Reliance on those disciplines may in fact become even more important as the trade-off for flexibility in designing procurement procedures is reduced certainty around key aspects of how procurements should be run. An example is the use of calls for final tenders in competitive procedures involving some level of negotiation with bidders. Under the Public Contracts Regulations 2015, for example, a final tender stage is an express requirement of both the competitive negotiated and the competitive dialogue procedures. This is reflective of the fact that in procedures involving negotiation or dialogue with bidders, bids are by definition liable to change during the course of the procedure. In that context, and for reasons of transparency and equal treatment, it is important to require public authorities, at the end of the dialogue/negotiation phase, to invite all remaining bidders to submit a final tender (sometimes called a best and final offer or BAFO) which will be used at the basis for evaluation against the award criteria. By contrast, under the Utilities Contracts Regulations 2016 there is no requirement for a final tender stage in competitive procedures with negotiation, reflecting the generally more permissive approach applicable to utilities under the present rules.
Under the Bill, there is no express requirement for there to be a final tender stage in a competitive flexible procedure where negotiation or dialogue has been used to refine bids, irrespective of whether the contracting authority is a public body or a utility. On this point, therefore, the public sector rules have been aligned with the current rules for utilities.

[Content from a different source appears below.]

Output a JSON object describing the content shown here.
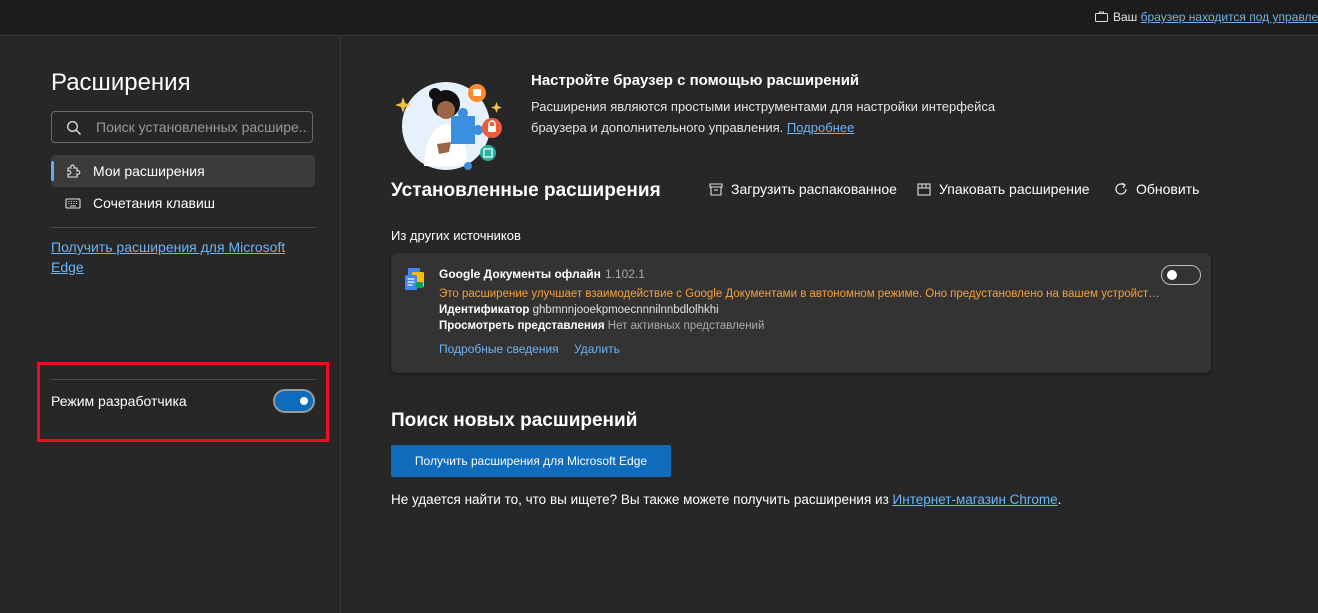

It may be questioned whether this is a helpful approach. On the face of it, it appears to be beneficial for public authorities to be able to dispense with final tenders following negotiation in cases where they believe that they can identify the most advantageous tender based on initial tenders as refined during a period of negotiations. However, the provisions of the Bill around award criteria and assessment of tenders refer throughout to the assessment of tenders by reference to the award and an assessment methodology, which implies that there must be a tender to assess. If suppliers' initial submissions or proposals have shifted in the course of a negotiation phase, then it would seem necessary that updated versions of tenders be submitted before final evaluation to reflect suppliers' final positions. A final tender stage may also be necessary in order to maintain equal treatment between bidders. But, if that is the case, then why not say so when describing the competitive flexible procedure? The position is unclear. A well-advised (public sector) contracting authority will almost certainly, in most complex procurements, want to carry on inviting final tenders at the end of any period of negotiation in order to be able to maintain equal treatment and ensure that it complies with its obligations regarding assessment of tenders.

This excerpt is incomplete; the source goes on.